The repeal of the AEA is, to Honda, a redress-level legal task tailor-made for the JACL. “This is an American issue. It’s not party, and it’s dividing our country, and JACL can be the agent of bringing this all together.”

Plea to the President

With his time to speak having run over, Honda addressed his next comment to JACL National Board President Larry Oda. “Mr. President, perhaps, maybe at this time, before we adjourn that we have an emergency meeting of the board and have an emergency resolution directing the chapters to move forward on this issue, as we did on HR 442.”

Ebright augmented Honda’s plea. “I really want to underscore the representative’s point that repeal is the path forward, it’s the only path forward. In wartime, this law is in excess, right? We saw what happened in WWII. We saw how unjust it was, and that’s because it’s not 1798. There are plenty of tools that the government has to keep us safe in wartime. Interning people based on where they were born, what they look like, is not, should not, cannot be one of those tools. And what we now see is that in peacetime, this law is drafted broadly enough that it is subject to abuse.”

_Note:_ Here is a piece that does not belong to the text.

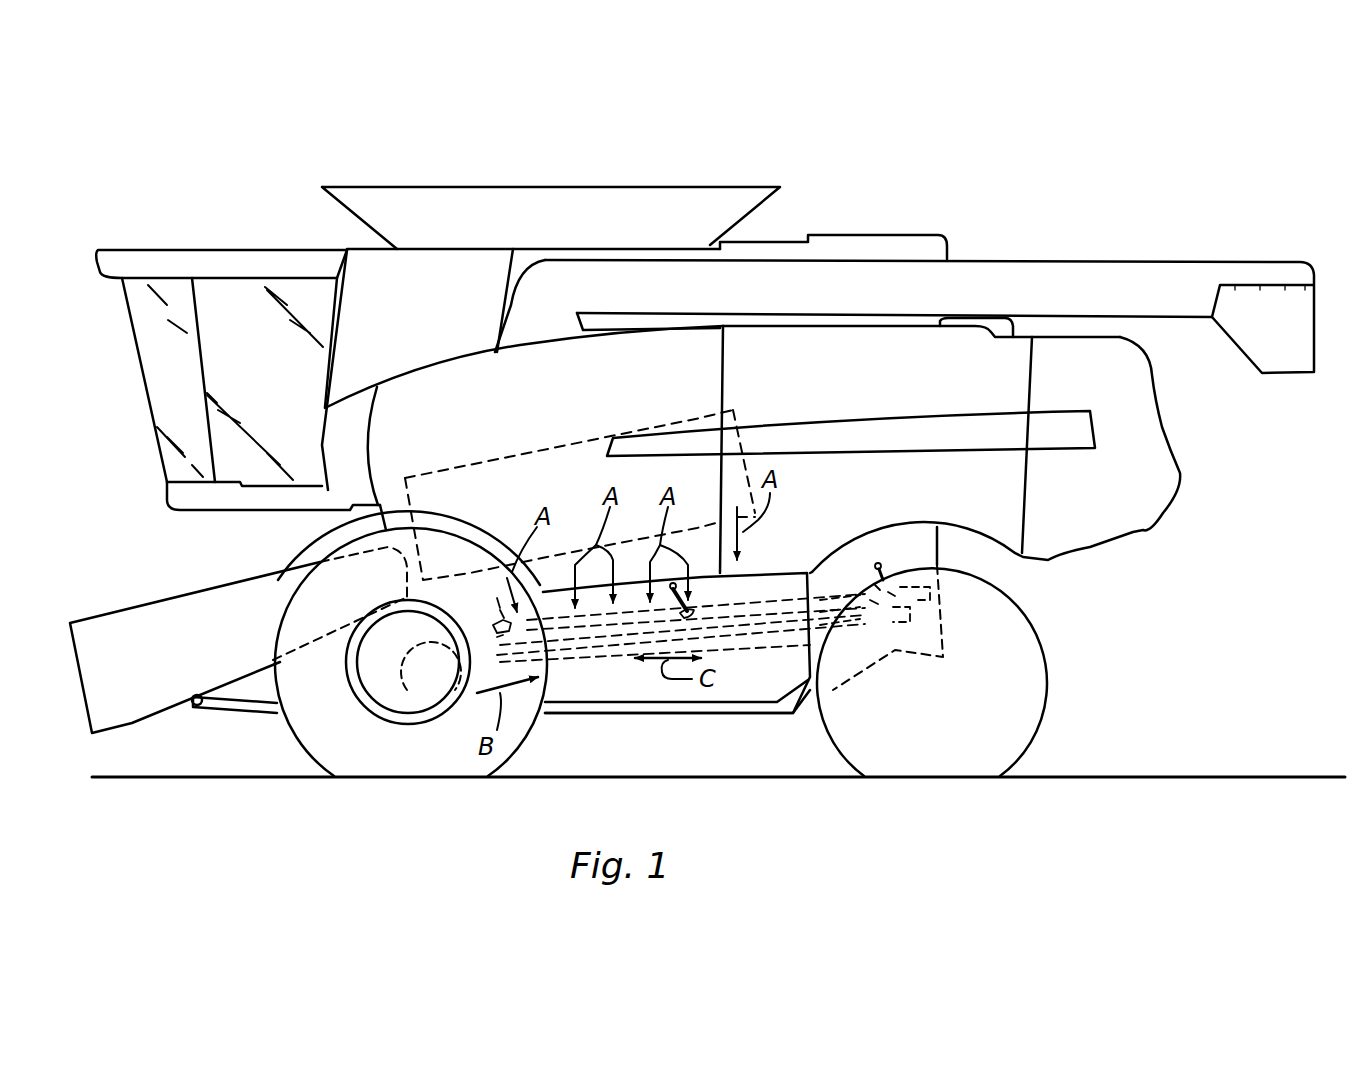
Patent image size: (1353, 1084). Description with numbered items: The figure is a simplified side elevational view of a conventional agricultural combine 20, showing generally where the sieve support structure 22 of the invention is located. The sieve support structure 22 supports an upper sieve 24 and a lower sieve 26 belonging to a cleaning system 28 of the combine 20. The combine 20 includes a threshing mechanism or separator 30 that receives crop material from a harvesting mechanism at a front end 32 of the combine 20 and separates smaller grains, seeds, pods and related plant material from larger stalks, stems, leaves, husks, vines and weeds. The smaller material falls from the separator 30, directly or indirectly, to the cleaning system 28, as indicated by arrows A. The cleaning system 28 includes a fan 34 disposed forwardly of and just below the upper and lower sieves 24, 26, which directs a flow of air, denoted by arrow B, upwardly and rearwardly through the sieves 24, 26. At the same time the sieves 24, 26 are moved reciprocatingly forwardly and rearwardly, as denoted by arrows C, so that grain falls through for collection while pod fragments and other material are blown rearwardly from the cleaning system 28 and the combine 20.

Honda, for his part, understands that his quest to have the AEA repealed won’t happen in this session of Congress. It may not happen in his lifetime. But the status quo for repeal has progressed compared to a when he wrote a letter to the editor five years ago on the AEA repeal that appeared in the March 6, 2020, Pacific Citizen (see tinyurl.com/432yk59p). There was no Neighbors Not Enemies Act back then. In other words, like redress, it’s a process that will take time and many twists and many turns.

“It’s been on the books in 1798. So, make it happen in this generation,” Honda said. “That’s why it’s important to vote and to make things happen.”